Part of what it would have taken to begin in the same place as this film begins, to keep its frame and tell a different story, would have been grief. By grief, I mean the way we all undergo happenings beyond our control and find that we are beside ourselves, not at one with our selves. Grief is a mode of apprehending a state of dispossession that is fundamental to whom we are. We cannot confront great loss to ourselves, great violence or even the near escape from violence and say that we will go through our grief in a certain way and get a known result, that we will complete the task of grief and get a kind of resolution. In grief something takes hold of us. Where does it come from? What sense does it make? To what are we tied? By what are we called?
When grieving is something to be feared, our fears give rise to an impulse to resolve it quickly, to banish grief with an act that has the power to restore our world to its former order. Jimmy killed Dave in such an act, banishing his grief, returning himself to the illusion of control in his world. Dave killed the pedophile in a similar manner. And Brendan’s brother killed Katie.
But the film seems to ask: what would have happened if each of them had stayed with the sense of loss in themselves, the sense of their own powerlessness, their human vulnerability to others and all that is beyond them? Contrary to what Jimmy’s wife tells him in order to bring him comfort, the film seems to be wondering if it was any kind of love that propelled Jimmy to kill Dave, and if it was not more connected to Jimmy’s own difficulty with powerlessness in the face of his loss.
Within the frame of the film, we are presented repeatedly with a kind of self-sufficiency that is not disrupted by the larger processes in which the subjects participate.
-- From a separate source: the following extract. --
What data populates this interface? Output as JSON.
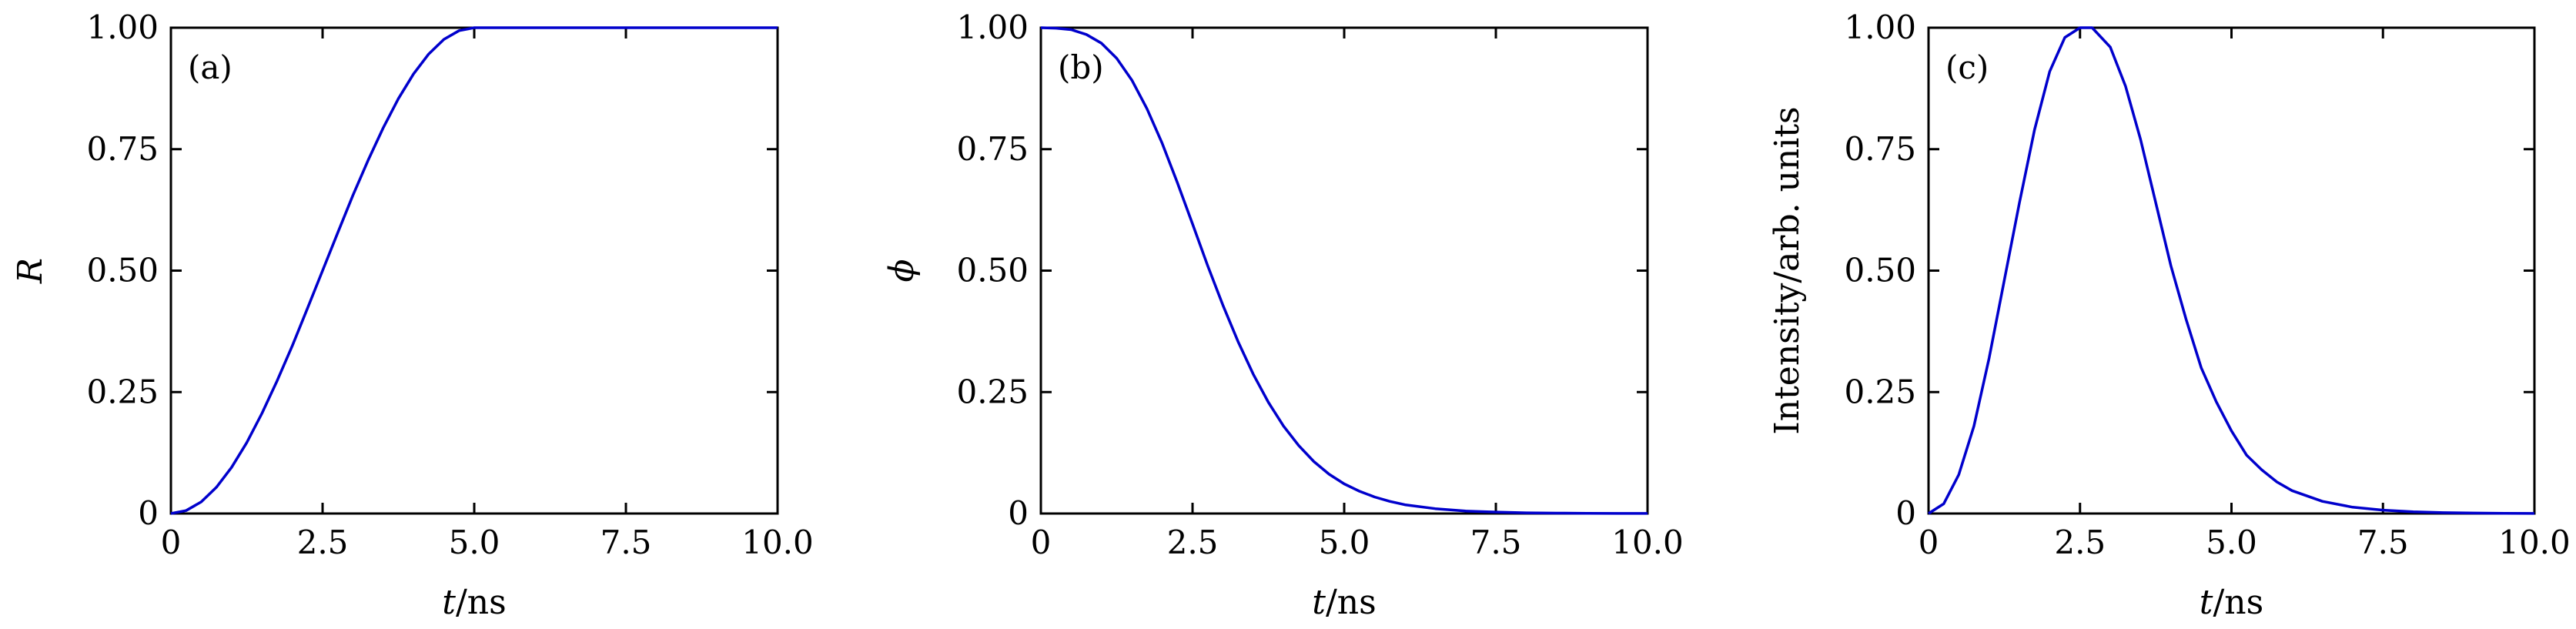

Dave, Jimmy, Brendan’s brother, even at times Sean—they all try to take control of the situation in a way, at times denying something of themselves. While Dave is portrayed as the most vulnerable, he also works to eradicate his vulnerability in the form of killing the pedophile. While Sean is often in the most control, he is also unable to speak to the wife who left him. In this subplot, Sean gives us a glimpse at another way. He answers the phone every time his wife calls. He listens to her silence. He grieves. He tries to communicate his sorrow to her. It is as if he shows us that by giving up control to our grief, we gain a different kind of control in our future. What has happened can live on in each of us, changing its form.
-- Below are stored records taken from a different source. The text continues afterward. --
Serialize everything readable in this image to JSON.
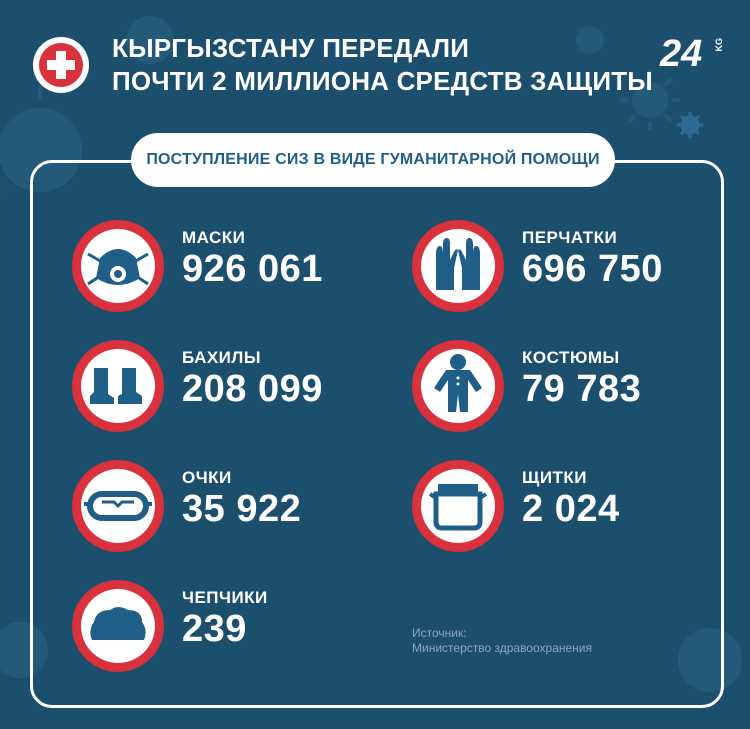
{
  "header": {
    "title_line1": "КЫРГЫЗСТАНУ ПЕРЕДАЛИ",
    "title_line2": "ПОЧТИ 2 МИЛЛИОНА СРЕДСТВ ЗАЩИТЫ",
    "logo_text": "24",
    "logo_suffix": "KG"
  },
  "subtitle": "ПОСТУПЛЕНИЕ СИЗ В ВИДЕ ГУМАНИТАРНОЙ ПОМОЩИ",
  "items": [
    {
      "label": "МАСКИ",
      "value": "926 061",
      "icon": "mask-icon"
    },
    {
      "label": "ПЕРЧАТКИ",
      "value": "696 750",
      "icon": "gloves-icon"
    },
    {
      "label": "БАХИЛЫ",
      "value": "208 099",
      "icon": "shoe-covers-icon"
    },
    {
      "label": "КОСТЮМЫ",
      "value": "79 783",
      "icon": "suit-icon"
    },
    {
      "label": "ОЧКИ",
      "value": "35 922",
      "icon": "goggles-icon"
    },
    {
      "label": "ЩИТКИ",
      "value": "2 024",
      "icon": "face-shield-icon"
    },
    {
      "label": "ЧЕПЧИКИ",
      "value": "239",
      "icon": "cap-icon"
    }
  ],
  "source": {
    "line1": "Источник:",
    "line2": "Министерство здравоохранения"
  },
  "colors": {
    "background": "#1c4f6e",
    "accent_red": "#d9323c",
    "icon_blue": "#1f5f87",
    "text": "#ffffff"
  }
}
While the film gives us the tragedy within its frame, it also suggests that we have a responsibility to imagine otherwise. It seems to ask: who am I? Who are you? What is coming? And how do we face whatever comes without shoring ourselves into ourselves, without fore-closing vulnerability, without making ourselves secure at the expense of another?
I want to thank Judith Butler for her work on mourning and violence as it has added much to my thoughts on this film, and life itself.
Gretchen Heyer is a Jungian analyst in private practice in Houston, Texas. She has a PhD in creative writing from The University of Houston.